Silver breathed in sharply. “So, that’s your solution? Just toss someone in the Wasteland and be done with it?”

Klaus shrugged again. “Why not? It’s not like they haven’t been warned over and over again.”

“And what if one of them was just lost and influenced, and it was a mistake? What if you found out that that person was innocent, and you put him there? It’s close to impossible to get a person out of that island.”

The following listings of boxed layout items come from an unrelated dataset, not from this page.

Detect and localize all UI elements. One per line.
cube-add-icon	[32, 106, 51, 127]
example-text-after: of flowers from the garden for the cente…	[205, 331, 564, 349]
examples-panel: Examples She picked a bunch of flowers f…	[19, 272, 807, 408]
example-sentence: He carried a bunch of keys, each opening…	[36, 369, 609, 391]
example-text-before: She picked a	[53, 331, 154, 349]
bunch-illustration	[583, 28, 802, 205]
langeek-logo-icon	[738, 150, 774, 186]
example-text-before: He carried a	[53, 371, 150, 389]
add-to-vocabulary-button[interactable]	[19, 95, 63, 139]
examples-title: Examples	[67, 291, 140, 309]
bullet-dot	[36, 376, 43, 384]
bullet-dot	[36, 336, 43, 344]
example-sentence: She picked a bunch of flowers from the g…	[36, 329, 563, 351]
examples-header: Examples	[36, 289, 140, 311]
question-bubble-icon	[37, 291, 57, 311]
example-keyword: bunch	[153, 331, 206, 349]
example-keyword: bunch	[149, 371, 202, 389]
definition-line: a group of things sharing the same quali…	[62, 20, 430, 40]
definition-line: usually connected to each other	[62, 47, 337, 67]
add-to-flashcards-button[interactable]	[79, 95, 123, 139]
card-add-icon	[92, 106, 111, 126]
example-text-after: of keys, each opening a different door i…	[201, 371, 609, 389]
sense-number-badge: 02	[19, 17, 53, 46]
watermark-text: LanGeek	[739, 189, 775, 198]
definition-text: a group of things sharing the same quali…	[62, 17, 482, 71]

A thrum fluttered over Klaus’s shoulders when he detected the fury in the warlock’s tone and realized it was personal. The sisters and Maddox tensing was another indication, and he tried to recall what he knew about the Wasteland. It was an island where prisoners and those who have offended clans were thrown onto. There were hybrids and mistaken experiments from breeding added in there, too, making it a very dangerous place, where no creatures could escape, and the survival of the fittest was taken literally. But he still couldn’t find its connection to the warlock.

“Then he or she shouldn’t have been compliant to those destructive ways and aligned himself or herself with a bunch of—”

“It’s that simple to you, isn’t it? Punishing others who go against you and kidnapping people for fun?”

Thatwas personal, too, and had Klaus’s hand fisting as his gaze bored into the man. Silver orbs looked back, gleaming with magic held back—only because Rosa was holding tight to this hand and the warlock probably didn’t want to hurt her.

“Don’t,” she said softly.

“Yeah, don’t,” Ruby pleaded. “You know we can’t stop you.”